Моя колонка ностальгическая, про футбол и даже больше, чем про футбол.
Хоть и прошло совсем немного времени с тех пор, когда весь стадион и страна замирали в едином порыве отчаянья, надежды и ликования в финале чемпионата мира непризнанных. Такого единения не было давно, пожалуй, с августа 2008 года, а еще раньше до этого, с сентября 1993-го. По этому единству все соскучились, и давно накопленное чувство просто не знало, в чем себя проявить. Выборы и президентов, и в Парламент, и даже в местные органы все эти годы делили нас на победивших и проигравших.
Граница противостояния проходила и между однофамильцами, и между друзьями, и даже по домашнему паркету. Это не к тому, что надо отменить выборы как форму размежевания общества, а изменить подход к этому процессу и тем самым изменить политическую культуру в Абхазии. Это идеалистично, кто-то скажет, но я на это отвечу, что альтернативы этому нет. Вернее, альтернатива — это стремительная стагнация и исчезновение страны с карты мира, даже в тех странах, что нас признали.
В процессе размежевания мы постоянно прогрессируем, то есть уже выстраиваем баррикады не только во время выборов, но и по любому более или менее важному вопросу. Будь то добыча нефти на шельфе, церковный раскол, продажа недвижимости иностранцам, введение НДС и так далее. Мало того, даже выдача абхазских паспортов гражданам страны, с которой мы воевали и никак не подпишем мирный договор, тоже стала предметом политического противостояния в нашей политике. А из последних трендов самый актуальный сейчас — предстоящий референдум. Я сам часто становился сторонником или противником той или иной проблемы и часто задумывался, отчего так и сколько это может продолжаться?
Мне кажется, корень этой ситуации в том, что мы никак не сформулируем для себя, чего мы хотим от окружающего нас мира, какую модель стабильного существования мы хотим выстроить и как к ней двигаться. Я понимаю, что номинально цель и задачи государства сформулированы в Конституции и других законах, но мы утратили конкретный контур будущего. В войну он был очевиден — или выигрываем ее вместе, или сгинем с лица земли как нация.
А в чем сейчас наше представление о сути государственности? В чем она, эта суть, сейчас проявляется? В атрибутике (флаге и гербе), в серии автомобильных номеров, сувенирных монетах или может в названиях на этикетках вин и аджики.
Негусто, мне кажется, для полноты ощущения состоятельности национального проекта. А если потереть позолоту, то окажется, что государственную атрибутику хорошо клеить на кустарные майки, магнитики и другие сувениры китайского производства, так они хорошо продаются в курортный сезон, а номера, прикрепленные на дорогих джипах, большинство из которых в полулегальном статусе, а то и вовсе с криминальным душком.
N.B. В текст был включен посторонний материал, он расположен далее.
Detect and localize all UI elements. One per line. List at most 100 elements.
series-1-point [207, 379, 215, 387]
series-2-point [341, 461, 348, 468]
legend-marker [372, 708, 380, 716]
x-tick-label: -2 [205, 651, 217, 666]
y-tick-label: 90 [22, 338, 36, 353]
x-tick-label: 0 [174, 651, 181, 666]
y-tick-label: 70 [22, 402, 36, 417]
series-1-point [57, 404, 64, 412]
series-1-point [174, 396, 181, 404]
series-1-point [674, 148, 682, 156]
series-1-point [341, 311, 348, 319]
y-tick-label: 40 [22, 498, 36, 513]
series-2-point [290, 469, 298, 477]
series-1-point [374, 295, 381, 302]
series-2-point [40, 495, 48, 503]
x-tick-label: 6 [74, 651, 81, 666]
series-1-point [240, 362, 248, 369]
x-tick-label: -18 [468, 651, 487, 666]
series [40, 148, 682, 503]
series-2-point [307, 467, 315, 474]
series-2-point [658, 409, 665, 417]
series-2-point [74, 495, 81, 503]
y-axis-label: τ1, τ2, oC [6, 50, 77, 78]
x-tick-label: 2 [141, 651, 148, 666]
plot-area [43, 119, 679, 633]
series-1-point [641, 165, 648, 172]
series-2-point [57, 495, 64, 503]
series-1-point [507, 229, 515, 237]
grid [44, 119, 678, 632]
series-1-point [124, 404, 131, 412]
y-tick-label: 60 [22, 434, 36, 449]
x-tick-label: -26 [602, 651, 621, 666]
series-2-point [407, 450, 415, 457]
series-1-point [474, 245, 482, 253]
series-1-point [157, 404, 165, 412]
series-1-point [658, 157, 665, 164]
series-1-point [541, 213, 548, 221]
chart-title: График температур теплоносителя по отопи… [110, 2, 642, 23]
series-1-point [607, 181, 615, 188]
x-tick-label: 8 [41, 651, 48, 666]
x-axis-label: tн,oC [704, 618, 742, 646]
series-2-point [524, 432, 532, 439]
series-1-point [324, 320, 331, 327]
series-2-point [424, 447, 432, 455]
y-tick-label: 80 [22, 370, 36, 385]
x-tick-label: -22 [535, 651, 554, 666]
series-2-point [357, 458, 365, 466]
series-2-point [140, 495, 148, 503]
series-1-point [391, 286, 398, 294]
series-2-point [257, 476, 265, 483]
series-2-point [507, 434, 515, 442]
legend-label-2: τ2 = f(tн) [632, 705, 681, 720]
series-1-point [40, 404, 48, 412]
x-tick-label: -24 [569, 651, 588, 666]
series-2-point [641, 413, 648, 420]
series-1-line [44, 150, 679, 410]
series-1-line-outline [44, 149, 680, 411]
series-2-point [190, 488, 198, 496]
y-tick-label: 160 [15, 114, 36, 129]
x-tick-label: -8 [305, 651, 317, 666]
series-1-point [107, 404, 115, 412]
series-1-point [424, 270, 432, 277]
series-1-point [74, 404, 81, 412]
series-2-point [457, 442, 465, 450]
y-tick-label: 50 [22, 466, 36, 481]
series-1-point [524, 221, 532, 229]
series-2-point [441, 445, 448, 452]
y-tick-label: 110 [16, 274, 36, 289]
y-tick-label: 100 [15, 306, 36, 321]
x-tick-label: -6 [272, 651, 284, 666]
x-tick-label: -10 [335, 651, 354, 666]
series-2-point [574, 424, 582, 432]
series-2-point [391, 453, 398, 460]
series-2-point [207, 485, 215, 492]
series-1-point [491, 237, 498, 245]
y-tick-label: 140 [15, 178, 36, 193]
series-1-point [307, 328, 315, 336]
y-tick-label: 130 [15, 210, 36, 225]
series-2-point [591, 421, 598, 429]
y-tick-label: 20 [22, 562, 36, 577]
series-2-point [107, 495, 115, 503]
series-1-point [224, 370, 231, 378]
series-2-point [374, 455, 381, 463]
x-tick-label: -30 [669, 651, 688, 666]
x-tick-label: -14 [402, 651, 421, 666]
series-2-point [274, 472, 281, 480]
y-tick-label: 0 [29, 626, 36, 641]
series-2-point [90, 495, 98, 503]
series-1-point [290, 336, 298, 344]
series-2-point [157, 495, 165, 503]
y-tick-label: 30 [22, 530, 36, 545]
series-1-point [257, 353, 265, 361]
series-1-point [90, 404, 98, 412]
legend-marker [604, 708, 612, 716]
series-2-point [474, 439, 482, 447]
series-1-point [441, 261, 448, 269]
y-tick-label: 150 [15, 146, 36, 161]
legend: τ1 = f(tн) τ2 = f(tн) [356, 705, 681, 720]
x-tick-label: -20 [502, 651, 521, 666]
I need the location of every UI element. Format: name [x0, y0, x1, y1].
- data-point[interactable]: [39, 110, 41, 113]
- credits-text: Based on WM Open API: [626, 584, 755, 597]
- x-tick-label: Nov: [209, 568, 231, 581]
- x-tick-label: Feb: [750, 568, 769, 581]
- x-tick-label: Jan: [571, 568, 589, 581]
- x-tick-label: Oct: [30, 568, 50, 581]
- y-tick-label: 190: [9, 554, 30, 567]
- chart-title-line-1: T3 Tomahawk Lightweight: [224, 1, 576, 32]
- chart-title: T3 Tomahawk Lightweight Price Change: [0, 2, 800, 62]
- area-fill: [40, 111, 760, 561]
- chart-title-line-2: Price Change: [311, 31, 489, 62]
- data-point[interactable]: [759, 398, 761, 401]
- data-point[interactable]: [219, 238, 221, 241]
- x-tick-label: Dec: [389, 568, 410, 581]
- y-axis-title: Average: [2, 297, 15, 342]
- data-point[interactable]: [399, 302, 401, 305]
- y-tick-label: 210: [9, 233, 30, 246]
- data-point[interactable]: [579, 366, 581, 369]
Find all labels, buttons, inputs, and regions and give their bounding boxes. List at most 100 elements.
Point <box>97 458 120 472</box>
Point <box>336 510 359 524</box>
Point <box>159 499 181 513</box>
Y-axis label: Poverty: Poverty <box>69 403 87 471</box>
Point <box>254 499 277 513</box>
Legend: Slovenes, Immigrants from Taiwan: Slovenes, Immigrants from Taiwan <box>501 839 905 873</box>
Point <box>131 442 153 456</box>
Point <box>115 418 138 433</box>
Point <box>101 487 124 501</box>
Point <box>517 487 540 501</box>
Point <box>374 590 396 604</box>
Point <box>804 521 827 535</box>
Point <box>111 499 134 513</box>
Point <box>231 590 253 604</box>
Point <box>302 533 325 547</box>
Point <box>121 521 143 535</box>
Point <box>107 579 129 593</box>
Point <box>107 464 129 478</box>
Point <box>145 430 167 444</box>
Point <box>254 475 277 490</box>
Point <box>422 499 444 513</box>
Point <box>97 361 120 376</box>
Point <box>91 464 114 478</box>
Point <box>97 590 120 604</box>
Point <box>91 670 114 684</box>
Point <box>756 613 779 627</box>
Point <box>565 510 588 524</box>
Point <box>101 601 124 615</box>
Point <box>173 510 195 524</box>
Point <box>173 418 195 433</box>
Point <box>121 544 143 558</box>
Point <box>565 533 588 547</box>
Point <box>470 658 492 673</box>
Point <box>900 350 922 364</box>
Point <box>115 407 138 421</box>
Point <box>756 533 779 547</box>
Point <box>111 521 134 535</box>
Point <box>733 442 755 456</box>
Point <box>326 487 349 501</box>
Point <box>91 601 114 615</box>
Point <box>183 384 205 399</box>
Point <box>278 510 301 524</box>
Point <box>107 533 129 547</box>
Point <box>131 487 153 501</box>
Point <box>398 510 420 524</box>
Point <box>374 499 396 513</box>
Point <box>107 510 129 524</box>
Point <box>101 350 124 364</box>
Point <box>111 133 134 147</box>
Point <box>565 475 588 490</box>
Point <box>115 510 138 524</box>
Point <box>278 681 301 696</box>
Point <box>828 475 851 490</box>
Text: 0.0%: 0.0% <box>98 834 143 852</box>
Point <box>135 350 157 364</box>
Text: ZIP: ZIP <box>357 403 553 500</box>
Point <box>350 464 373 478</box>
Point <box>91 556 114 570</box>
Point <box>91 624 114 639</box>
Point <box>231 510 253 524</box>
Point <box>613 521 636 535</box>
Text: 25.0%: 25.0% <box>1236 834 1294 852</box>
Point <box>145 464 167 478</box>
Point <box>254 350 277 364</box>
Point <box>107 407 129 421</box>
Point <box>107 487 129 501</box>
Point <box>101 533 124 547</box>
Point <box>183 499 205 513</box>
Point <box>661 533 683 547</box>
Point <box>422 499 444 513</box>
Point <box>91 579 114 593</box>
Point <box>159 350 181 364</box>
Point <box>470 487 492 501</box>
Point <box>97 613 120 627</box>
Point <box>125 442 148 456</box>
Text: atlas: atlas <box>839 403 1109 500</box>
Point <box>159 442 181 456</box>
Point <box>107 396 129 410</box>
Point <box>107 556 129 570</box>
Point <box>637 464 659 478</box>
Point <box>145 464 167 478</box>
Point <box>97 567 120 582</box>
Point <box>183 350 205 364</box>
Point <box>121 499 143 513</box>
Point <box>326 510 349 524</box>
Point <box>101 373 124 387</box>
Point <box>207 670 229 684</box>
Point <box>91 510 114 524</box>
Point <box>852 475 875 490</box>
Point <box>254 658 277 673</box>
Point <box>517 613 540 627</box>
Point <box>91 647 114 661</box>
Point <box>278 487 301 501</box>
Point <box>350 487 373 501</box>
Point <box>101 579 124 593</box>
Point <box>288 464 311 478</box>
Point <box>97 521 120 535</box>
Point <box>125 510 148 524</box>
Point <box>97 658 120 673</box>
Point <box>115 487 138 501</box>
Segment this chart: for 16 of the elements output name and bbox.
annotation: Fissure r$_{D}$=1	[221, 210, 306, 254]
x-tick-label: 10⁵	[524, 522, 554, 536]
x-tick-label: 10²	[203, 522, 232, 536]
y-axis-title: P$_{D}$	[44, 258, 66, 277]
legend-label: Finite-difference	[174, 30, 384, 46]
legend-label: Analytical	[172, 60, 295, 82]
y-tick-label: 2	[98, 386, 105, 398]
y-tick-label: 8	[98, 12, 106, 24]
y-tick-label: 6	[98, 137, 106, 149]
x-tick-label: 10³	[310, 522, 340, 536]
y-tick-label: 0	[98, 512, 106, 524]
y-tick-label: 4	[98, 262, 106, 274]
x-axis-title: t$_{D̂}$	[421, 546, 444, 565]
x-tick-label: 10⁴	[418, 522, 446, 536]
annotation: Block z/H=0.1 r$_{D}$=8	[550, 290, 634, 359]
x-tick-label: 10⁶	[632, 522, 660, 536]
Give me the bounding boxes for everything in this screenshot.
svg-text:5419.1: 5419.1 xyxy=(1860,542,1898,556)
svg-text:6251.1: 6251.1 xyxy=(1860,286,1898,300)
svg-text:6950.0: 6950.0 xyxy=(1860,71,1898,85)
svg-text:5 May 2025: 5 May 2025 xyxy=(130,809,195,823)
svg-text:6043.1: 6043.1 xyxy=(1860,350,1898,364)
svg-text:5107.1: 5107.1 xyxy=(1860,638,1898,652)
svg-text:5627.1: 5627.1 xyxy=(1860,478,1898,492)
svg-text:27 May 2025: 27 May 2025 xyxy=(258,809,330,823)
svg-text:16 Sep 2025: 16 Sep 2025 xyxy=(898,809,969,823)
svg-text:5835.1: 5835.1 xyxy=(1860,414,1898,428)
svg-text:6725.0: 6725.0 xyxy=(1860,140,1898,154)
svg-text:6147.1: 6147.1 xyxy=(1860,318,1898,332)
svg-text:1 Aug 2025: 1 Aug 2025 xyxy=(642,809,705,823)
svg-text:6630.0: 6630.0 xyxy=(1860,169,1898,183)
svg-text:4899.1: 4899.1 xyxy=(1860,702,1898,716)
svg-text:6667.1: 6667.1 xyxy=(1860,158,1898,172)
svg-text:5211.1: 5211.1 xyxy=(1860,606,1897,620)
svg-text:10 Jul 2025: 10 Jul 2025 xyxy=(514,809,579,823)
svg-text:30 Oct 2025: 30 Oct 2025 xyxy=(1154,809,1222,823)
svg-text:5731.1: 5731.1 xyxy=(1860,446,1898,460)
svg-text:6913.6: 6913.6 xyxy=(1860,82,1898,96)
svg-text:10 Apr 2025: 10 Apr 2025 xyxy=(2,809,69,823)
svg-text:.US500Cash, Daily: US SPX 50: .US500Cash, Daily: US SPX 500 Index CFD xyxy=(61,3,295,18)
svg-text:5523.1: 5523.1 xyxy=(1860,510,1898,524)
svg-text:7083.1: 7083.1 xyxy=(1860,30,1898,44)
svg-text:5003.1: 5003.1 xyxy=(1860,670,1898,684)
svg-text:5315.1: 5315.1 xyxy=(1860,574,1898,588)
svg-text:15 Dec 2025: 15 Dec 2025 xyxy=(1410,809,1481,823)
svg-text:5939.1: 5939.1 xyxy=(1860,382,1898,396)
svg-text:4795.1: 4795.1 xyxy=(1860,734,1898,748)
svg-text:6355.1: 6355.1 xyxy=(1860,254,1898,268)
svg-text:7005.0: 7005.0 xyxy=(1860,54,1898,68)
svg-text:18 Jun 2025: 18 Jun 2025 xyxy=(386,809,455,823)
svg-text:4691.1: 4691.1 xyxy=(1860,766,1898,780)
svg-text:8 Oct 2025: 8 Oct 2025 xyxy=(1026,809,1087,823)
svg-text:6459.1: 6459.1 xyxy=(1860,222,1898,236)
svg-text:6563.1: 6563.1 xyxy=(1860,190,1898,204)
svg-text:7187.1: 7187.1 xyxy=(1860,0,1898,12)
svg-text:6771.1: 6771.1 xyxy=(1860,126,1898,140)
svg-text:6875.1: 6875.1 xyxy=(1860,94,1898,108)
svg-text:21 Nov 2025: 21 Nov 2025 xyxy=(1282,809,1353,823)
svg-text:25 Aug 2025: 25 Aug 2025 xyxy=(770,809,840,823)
Монеты хороши, как никак на московском Гознаке отчеканены, правда, платежным средством не являются, даже аджика зачастую сделана из китайского перца, своего в достаточных количествах не выращиваем.
Что мы тогда производим качественно и в достаточном количестве? Да практически — ничего. Радуют нас разве только таланты в культуре и спорте. Даже наш самый фирменный продукт – "производить впечатление" — не очень-то получается. Куда подевались "французы Кавказа"? Услышать мат на улице не сложнее, чем споткнуться о пустую пачку сигарет, выброшенную не в мусорный ящик, а под ноги в момент закуривания последней сигареты.
Отечественная война 1992-93 годов окончательно сделала идею государственности единственно возможной для существования народа. Но неужели лишь проблема выживаемости лежит в сути нашей национальной идеи? Почему мы не заполним ее политическим, экономическим и культурным содержанием. А это задача, прежде всего, национальной элиты, которая и должна стать архитектурным бюро, где в спорах и дискуссиях формируется контур будущего страны. А когда будет генплан такого будущего, по нему легко будет сверять правильность разрешения тех или иных проблем.